When the project began in 1990, the goal was to not only understand genetic factors in human disease, but to set the course for new treatments and prevention methods for ailments like cancer and heart disease. It was a costly project with a price tag of about 3 billion dollars, but the investment was worthwhile: it gave way to a whole new era of discovery in the pursuit of global health.
The last decade and a half has also seen an acceleration in technological advancement. Our genetics lab at HHS is now fully automated – extracting, mapping, sequencing and copying DNA – allowing our team to quickly generate substantial amount of data to support many of the large-scale, global research studies that we lead from right here in Hamilton. These advancements have happened so quickly that, today, our lab could do the same work as the Human Genome Project in less than one week for only a few thousand dollars.
The results of these extraordinary advances are clear. We’re now able to classify more than 1,800 genetic diseases, including genetic forms of common diseases as breast cancer, Alzheimer’s, diabetes and heart disease. Furthermore, scientists have been able to develop tests to better predict a family member’s genetic risk, allowing healthcare providers to help prevent the development of potentially devastating diseases.
We’re now able to classify more than 1,800 genetic diseases.
But, we’re also left with a new set of challenges. Although we’ve unlocked the mystery of our genetic make-up, we’re now dealing with the surge of genetic data we’re able to generate with modern technology. Indeed, the bottleneck in research projects is often data analysis, meaning that the role of “scientist” is evolving in to “data scientist”.

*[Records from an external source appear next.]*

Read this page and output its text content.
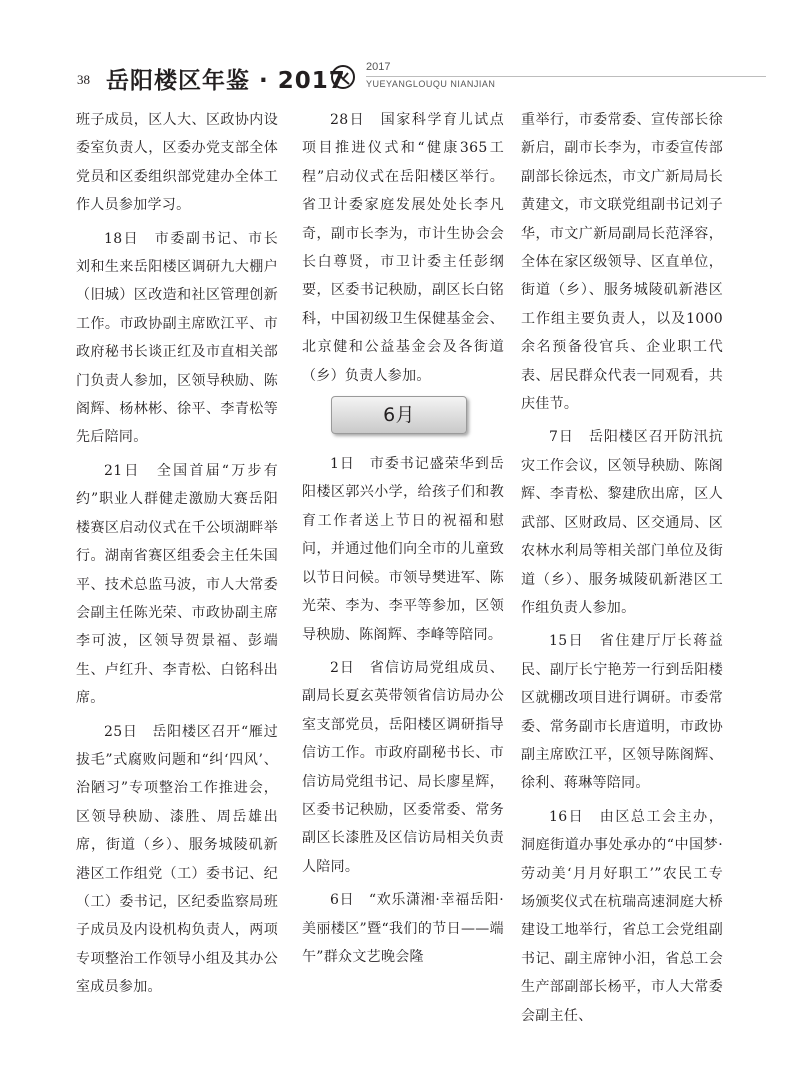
38 岳阳楼区年鉴 · 2017
2017
YUEYANGLOUQU NIANJIAN

班子成员，区人大、区政协内设委室负责人，区委办党支部全体党员和区委组织部党建办全体工作人员参加学习。

18日　市委副书记、市长刘和生来岳阳楼区调研九大棚户（旧城）区改造和社区管理创新工作。市政协副主席欧江平、市政府秘书长谈正红及市直相关部门负责人参加，区领导秧励、陈阁辉、杨林彬、徐平、李青松等先后陪同。

21日　全国首届“万步有约”职业人群健走激励大赛岳阳楼赛区启动仪式在千公顷湖畔举行。湖南省赛区组委会主任朱国平、技术总监马波，市人大常委会副主任陈光荣、市政协副主席李可波，区领导贺景福、彭端生、卢红升、李青松、白铭科出席。

25日　岳阳楼区召开“雁过拔毛”式腐败问题和“纠‘四风’、治陋习”专项整治工作推进会，区领导秧励、漆胜、周岳雄出席，街道（乡）、服务城陵矶新港区工作组党（工）委书记、纪（工）委书记，区纪委监察局班子成员及内设机构负责人，两项专项整治工作领导小组及其办公室成员参加。

28日　国家科学育儿试点项目推进仪式和“健康365工程”启动仪式在岳阳楼区举行。省卫计委家庭发展处处长李凡奇，副市长李为，市计生协会会长白尊贤，市卫计委主任彭纲要，区委书记秧励，副区长白铭科，中国初级卫生保健基金会、北京健和公益基金会及各街道（乡）负责人参加。

6月

1日　市委书记盛荣华到岳阳楼区郭兴小学，给孩子们和教育工作者送上节日的祝福和慰问，并通过他们向全市的儿童致以节日问候。市领导樊进军、陈光荣、李为、李平等参加，区领导秧励、陈阁辉、李峰等陪同。

2日　省信访局党组成员、副局长夏玄英带领省信访局办公室支部党员，岳阳楼区调研指导信访工作。市政府副秘书长、市信访局党组书记、局长廖星辉，区委书记秧励，区委常委、常务副区长漆胜及区信访局相关负责人陪同。

6日　“欢乐潇湘·幸福岳阳·美丽楼区”暨“我们的节日——端午”群众文艺晚会隆

重举行，市委常委、宣传部长徐新启，副市长李为，市委宣传部副部长徐远杰，市文广新局局长黄建文，市文联党组副书记刘子华，市文广新局副局长范泽容，全体在家区级领导、区直单位，街道（乡）、服务城陵矶新港区工作组主要负责人，以及1000余名预备役官兵、企业职工代表、居民群众代表一同观看，共庆佳节。

7日　岳阳楼区召开防汛抗灾工作会议，区领导秧励、陈阁辉、李青松、黎建欣出席，区人武部、区财政局、区交通局、区农林水利局等相关部门单位及街道（乡）、服务城陵矶新港区工作组负责人参加。

15日　省住建厅厅长蒋益民、副厅长宁艳芳一行到岳阳楼区就棚改项目进行调研。市委常委、常务副市长唐道明，市政协副主席欧江平，区领导陈阁辉、徐利、蒋琳等陪同。

16日　由区总工会主办，洞庭街道办事处承办的“中国梦·劳动美‘月月好职工’”农民工专场颁奖仪式在杭瑞高速洞庭大桥建设工地举行，省总工会党组副书记、副主席钟小汨，省总工会生产部副部长杨平，市人大常委会副主任、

In recent years, we’ve learned that it’s not always a single gene responsible for disease, but that different variations in our genetic makeup can equate to risk. So, what does that mean in terms of data? To start, every person has around 20,500 genes, but within each gene are subtle differences called genetic variants. We’ll record anywhere between 500,000 to 1,000,000 genetic variants per person. Then, multiply that by the thousands of people in a research study. Fifteen years ago, this would have been simply impossible. Not only would it take years to complete by hand, we just didn’t have the computing power to store the data. Currently, we have over 200 terabytes of genetic data stored at HHS. That’s the equivalent of 40 million minutes of high-quality YouTube videos!
Currently, we have over 200 terabytes of genetic data stored at HHS.
Building these data and sophisticated analysis techniques, my team at HHS’ Population Health Research Institute introduced a test earlier this year that can predict an individual’s genetic risk of early heart disease with high accuracy by combining information from a large number of variants. This discovery was made on the shoulders of the Human Genome Project and large-scale international collaborations aiming to decipher the genetic underpinnings of heart disease.
As is the essence of research, the original question that the Human Genome Project sought to answer opened up the floodgates to countless new queries. The endeavour shed a new light on the most precious part of humanity, but we still haven’t fully broken our genetic code. We’ve made immense progress in the last 15 years, but there’s lots more we need to learn.
This is what drives us as researchers and clinicians: to always find new and better ways to prevent disease in people around the world. It’s an ambition we all share; it’s in our DNA.